Огромный вес и скорость системы, все это кое-как поддерживалось бог знает какими зыбучими подструктурами финансов и власти.
Аэропорт – это место, где время и личная автономия поставлены на паузу, где единственная свобода, которой вы обладаете, – это свобода совершать покупки. Агрессивная автоматизация труда. Кошмарный синтез лихорадочного потребительства и авторитарного надзора. Апокалиптический трепет оттого, что все это работает за счет огромного количества выброса углерода. И при этом – постоянный и далекий лимбический гул смерти, пронзительный звук снижения горящего реактивного самолета как главные возможности, доминирующие над реальностью ситуации. Это было чеховское ружье, расчехленное на всякий случай и бесповоротно введенное в психический театр воздушных путешествий. Гнетущее пространство аэропорта –
В собственных размышлениях или в разговорах с другими я постоянно возвращался к этому суши-откровению в Хитроу. Ведь именно здесь я столкнулся с ним как с раной. Это было осознание неправильности нашего образа жизни и одновременно печальное предчувствие его будущего ухода.

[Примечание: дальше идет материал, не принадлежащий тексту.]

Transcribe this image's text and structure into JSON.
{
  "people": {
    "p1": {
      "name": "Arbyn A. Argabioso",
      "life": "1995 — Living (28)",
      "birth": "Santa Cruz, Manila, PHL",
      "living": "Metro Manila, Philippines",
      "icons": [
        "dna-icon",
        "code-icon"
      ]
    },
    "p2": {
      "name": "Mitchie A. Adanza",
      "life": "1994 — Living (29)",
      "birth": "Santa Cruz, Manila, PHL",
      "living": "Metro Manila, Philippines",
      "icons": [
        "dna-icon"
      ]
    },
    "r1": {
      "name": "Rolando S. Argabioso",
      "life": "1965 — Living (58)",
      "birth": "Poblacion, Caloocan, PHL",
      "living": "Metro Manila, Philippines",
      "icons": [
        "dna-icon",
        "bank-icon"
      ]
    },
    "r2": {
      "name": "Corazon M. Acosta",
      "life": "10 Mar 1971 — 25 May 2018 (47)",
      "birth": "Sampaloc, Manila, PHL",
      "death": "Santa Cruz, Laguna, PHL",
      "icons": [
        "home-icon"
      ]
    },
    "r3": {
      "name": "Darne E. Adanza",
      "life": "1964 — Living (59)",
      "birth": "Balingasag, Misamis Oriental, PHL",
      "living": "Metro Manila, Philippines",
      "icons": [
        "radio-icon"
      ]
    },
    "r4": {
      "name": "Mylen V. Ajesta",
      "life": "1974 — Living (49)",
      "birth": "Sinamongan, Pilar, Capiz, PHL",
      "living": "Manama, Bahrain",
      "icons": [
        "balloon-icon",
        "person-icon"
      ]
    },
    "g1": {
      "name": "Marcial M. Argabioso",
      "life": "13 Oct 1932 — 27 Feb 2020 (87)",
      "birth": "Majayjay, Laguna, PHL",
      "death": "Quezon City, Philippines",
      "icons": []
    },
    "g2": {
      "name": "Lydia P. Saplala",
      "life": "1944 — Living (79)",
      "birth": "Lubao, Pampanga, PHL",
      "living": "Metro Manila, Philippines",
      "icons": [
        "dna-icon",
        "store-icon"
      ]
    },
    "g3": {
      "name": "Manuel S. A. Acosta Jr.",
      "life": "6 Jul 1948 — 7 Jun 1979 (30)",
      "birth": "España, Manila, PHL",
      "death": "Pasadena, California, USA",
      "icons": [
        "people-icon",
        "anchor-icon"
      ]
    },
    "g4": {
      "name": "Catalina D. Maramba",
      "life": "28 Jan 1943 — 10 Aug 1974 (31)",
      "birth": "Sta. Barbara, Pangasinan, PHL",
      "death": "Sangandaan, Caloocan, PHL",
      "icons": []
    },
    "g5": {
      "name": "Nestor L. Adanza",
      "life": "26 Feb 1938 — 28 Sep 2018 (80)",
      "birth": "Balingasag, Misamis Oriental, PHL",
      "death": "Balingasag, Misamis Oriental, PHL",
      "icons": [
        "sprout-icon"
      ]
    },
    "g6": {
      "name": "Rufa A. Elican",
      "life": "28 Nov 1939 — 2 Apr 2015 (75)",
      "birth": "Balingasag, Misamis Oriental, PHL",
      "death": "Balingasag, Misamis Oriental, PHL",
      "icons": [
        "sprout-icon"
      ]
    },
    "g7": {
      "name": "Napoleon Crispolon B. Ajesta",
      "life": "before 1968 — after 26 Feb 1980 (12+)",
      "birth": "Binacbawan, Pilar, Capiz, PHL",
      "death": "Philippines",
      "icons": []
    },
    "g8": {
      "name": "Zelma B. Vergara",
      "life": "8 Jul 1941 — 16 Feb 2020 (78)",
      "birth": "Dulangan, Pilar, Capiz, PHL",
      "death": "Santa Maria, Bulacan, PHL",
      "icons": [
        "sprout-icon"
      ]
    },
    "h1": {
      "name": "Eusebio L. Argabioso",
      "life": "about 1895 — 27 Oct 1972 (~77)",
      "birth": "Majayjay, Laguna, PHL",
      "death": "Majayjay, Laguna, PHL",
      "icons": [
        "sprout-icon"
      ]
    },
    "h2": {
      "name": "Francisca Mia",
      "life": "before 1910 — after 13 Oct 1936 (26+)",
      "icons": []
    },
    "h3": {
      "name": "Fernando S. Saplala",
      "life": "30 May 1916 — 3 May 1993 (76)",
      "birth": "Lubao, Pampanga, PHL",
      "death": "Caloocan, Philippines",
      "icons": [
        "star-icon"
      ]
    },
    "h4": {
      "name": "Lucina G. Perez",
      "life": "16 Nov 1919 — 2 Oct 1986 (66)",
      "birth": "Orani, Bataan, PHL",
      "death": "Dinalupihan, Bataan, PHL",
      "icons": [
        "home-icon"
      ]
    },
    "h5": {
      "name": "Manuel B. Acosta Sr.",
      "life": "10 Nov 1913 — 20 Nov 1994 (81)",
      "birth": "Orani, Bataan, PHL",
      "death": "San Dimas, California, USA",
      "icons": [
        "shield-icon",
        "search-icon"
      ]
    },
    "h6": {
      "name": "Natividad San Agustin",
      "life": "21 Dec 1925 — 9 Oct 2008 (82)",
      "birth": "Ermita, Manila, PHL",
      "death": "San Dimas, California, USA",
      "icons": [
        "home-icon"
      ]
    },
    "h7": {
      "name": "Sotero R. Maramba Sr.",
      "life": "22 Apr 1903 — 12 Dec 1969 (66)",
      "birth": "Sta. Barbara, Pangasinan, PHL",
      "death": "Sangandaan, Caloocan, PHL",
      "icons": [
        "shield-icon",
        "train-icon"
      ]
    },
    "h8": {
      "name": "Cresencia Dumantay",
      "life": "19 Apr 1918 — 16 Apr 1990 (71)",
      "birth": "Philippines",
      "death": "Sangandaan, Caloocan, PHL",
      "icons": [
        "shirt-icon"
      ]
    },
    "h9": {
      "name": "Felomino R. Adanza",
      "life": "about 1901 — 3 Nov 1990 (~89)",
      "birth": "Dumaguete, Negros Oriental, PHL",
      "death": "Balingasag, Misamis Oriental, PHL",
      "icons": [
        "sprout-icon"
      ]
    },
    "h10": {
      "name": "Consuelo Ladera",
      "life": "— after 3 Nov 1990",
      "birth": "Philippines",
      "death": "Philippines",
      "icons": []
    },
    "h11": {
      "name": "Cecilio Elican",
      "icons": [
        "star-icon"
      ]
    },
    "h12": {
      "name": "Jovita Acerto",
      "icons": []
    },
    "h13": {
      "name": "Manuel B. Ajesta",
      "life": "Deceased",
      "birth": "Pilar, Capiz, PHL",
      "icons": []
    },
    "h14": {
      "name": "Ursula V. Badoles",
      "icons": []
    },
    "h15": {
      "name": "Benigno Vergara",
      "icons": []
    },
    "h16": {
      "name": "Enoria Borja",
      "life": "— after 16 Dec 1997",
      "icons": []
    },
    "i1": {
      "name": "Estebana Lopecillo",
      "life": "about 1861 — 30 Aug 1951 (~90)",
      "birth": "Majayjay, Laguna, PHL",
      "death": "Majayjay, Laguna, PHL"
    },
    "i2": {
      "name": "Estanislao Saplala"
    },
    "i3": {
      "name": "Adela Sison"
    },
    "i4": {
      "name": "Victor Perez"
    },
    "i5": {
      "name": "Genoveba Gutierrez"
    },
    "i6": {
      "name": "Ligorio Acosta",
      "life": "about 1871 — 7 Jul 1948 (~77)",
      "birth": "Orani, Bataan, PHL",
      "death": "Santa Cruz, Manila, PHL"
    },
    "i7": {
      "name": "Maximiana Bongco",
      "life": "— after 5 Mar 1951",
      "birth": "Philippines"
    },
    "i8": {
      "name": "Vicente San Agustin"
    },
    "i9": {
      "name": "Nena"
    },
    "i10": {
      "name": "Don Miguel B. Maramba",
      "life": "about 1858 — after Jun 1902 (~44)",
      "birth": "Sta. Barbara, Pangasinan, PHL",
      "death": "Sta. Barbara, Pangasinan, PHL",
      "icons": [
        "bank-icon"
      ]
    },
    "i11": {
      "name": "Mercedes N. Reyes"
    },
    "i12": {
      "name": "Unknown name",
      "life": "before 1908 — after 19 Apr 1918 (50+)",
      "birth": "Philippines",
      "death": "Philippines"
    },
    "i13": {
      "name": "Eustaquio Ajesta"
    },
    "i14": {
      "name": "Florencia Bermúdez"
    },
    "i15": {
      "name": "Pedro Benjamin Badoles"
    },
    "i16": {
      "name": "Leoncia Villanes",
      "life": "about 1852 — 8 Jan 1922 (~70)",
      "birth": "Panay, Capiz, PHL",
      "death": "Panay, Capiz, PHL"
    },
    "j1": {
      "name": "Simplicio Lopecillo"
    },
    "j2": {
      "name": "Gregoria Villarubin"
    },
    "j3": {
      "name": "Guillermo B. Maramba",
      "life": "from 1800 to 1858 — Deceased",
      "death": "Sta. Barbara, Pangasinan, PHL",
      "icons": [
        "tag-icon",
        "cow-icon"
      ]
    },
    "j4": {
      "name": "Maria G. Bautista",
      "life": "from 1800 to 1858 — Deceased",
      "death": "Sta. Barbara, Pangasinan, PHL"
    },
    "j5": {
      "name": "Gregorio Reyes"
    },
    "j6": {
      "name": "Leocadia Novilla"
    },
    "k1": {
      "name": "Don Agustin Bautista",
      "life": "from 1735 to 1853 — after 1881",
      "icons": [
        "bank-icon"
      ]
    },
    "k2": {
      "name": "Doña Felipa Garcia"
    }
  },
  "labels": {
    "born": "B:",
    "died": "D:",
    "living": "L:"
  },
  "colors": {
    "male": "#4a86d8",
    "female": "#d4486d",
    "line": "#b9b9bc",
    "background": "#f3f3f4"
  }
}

Однажды днем, когда мы сидели, скрестив ноги, на траве, я рассказал об этом Андресу. Это навело его на мысль о графике, иллюстрирующем темпы роста потребления ресурсов в двадцатом веке и в наше время, который он когда-то видел. По его словам, в годы после Второй мировой войны кривая потребления начала с головокружительной скоростью стремиться вверх. При виде нее он испытывал что-то вроде ступора, как будто смотришь вниз, в бездну. Глядя на почти вертикальную линию, он почувствовал, что столкнулся с абсурдностью нашего мира, нашего образа жизни.

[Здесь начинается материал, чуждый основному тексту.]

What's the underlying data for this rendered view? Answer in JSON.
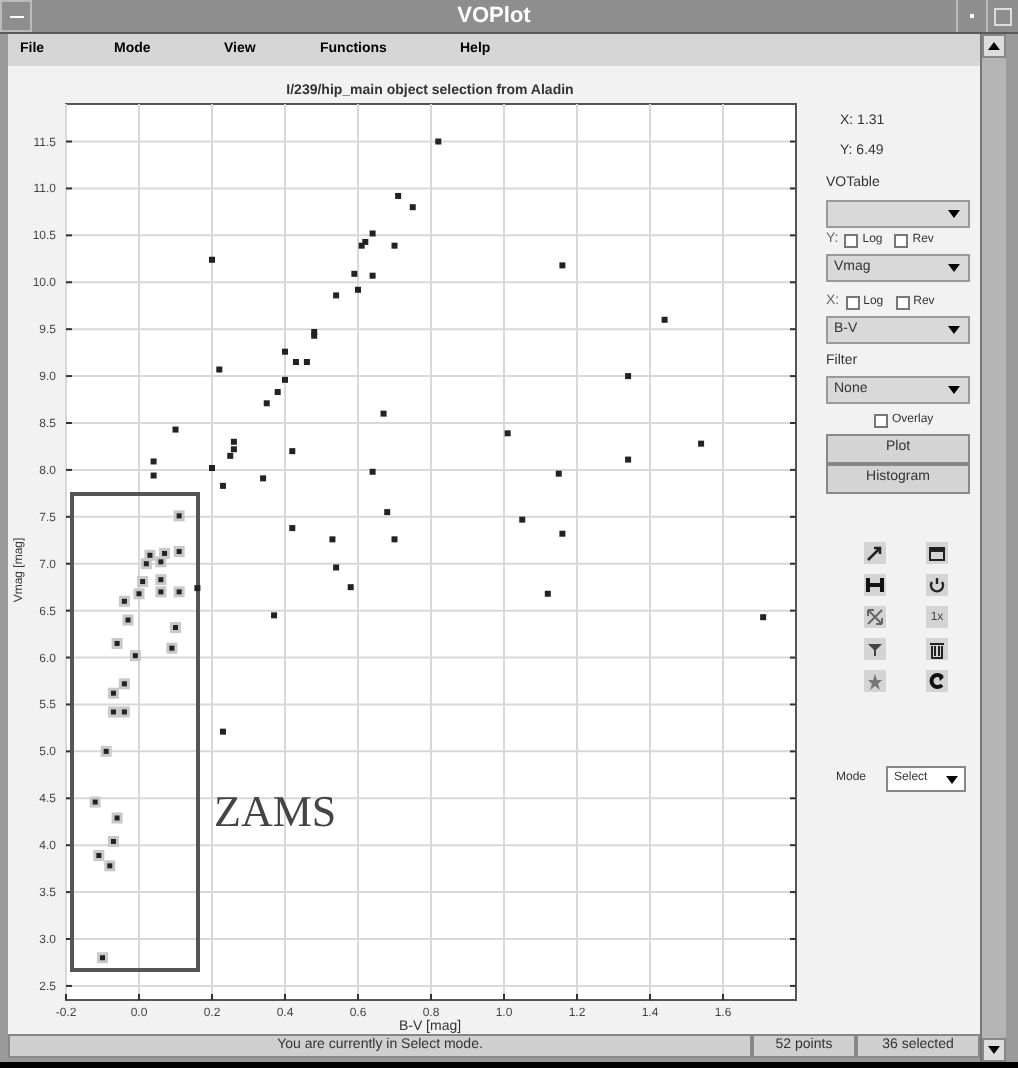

С этим чувством боролся и я – с чувством полной абсурдности. Я ощущал, что не могу отказаться от надежды на мир даже после того, как стал родителем, и все же рациональная часть моего мозга, та часть мозга, которая умела читать графики, настаивала на том, что наше будущее невыносимо мрачно.
Я сказал Андресу, что в самой тревожной глубине моей жизни действует парадокс.
Родительский опыт осветил наступающую тьму, приблизил ее к краю моей собственной жизни, и в то же время я все же безошибочно чувствовал проблески надежды на лучшее.
Я отдавал себе отчет в том, что это, возможно, психологический защитный механизм, отрицание неизбежного, но это не делало осознание менее мощным. На самом деле я задавался вопросом, не действовал ли здесь какой-то глубинный эгоизм, какой-то скрытый механизм человеческого заблуждения, когда сам факт рождения ребенка в мире на грани тьмы был тем, что заставило меня надеяться. И поэтому, возможно, мое собственное возросшее чувство оптимизма в отношении будущего рождалось за счет моего сына. Теперь он должен был жить в этом будущем.
Затем Андрес рассказал об идее, которую он почерпнул у вьетнамского монаха и общественного деятеля Тит Нат Хана[88]
. Существуют три круга заботы, расширяющиеся концентрически, как рябь на поверхности воды от упавшего камня. В центре находится маленький круг «я», вокруг него – круг семьи и друзей, а последний, более широкий, – круг мира. Люди, посвящающие себя глубокой заботе о мире, говорил он, например активисты, часто испытывают гнев и выгорают от постоянных сражений. В таком случае нужно вернуться в меньший круг семьи и друзей, вложить туда свою энергию. Это привнесет больше созидательной энергии в то, чем занимается человек, в его взаимодействие с более широким кругом мира.В один милосердно мягкий полдень в конце недели мы все разбрелись по горам и долинам – каждый по своей тропинке, один на один со своей палаткой и рюкзаком. В этом и был весь смысл того, зачем мы собрались. Мы все должны были оказаться в дикой природе, чтобы отыскать место, где не будет ни людей, ни признаков их нахождения поблизости. Там нужно разбить лагерь на целых двадцать четыре часа. Не должно быть никаких отвлекающих факторов: ни книг, ни телефонов, ни разговоров, ни чего-то другого, что могло бы встать между нами и тем, с чем мы столкнемся. Сам я спустился в долину и шел вдоль реки минут тридцать-сорок, пока не нашел на берегу небольшой пригорок, достаточно плоский и широкий, чтобы на нем уместилась моя палатка. Самые смелые отправились вверх по каменистым тропам и склонам к вершинам гор, к берегам озер и скалистым нагромождениям, но я искал комфорта и штурманской уверенности в наличии воды, руководствуясь принципом, что вы знаете, где вы есть, если находитесь рядом с рекой, а не в ней.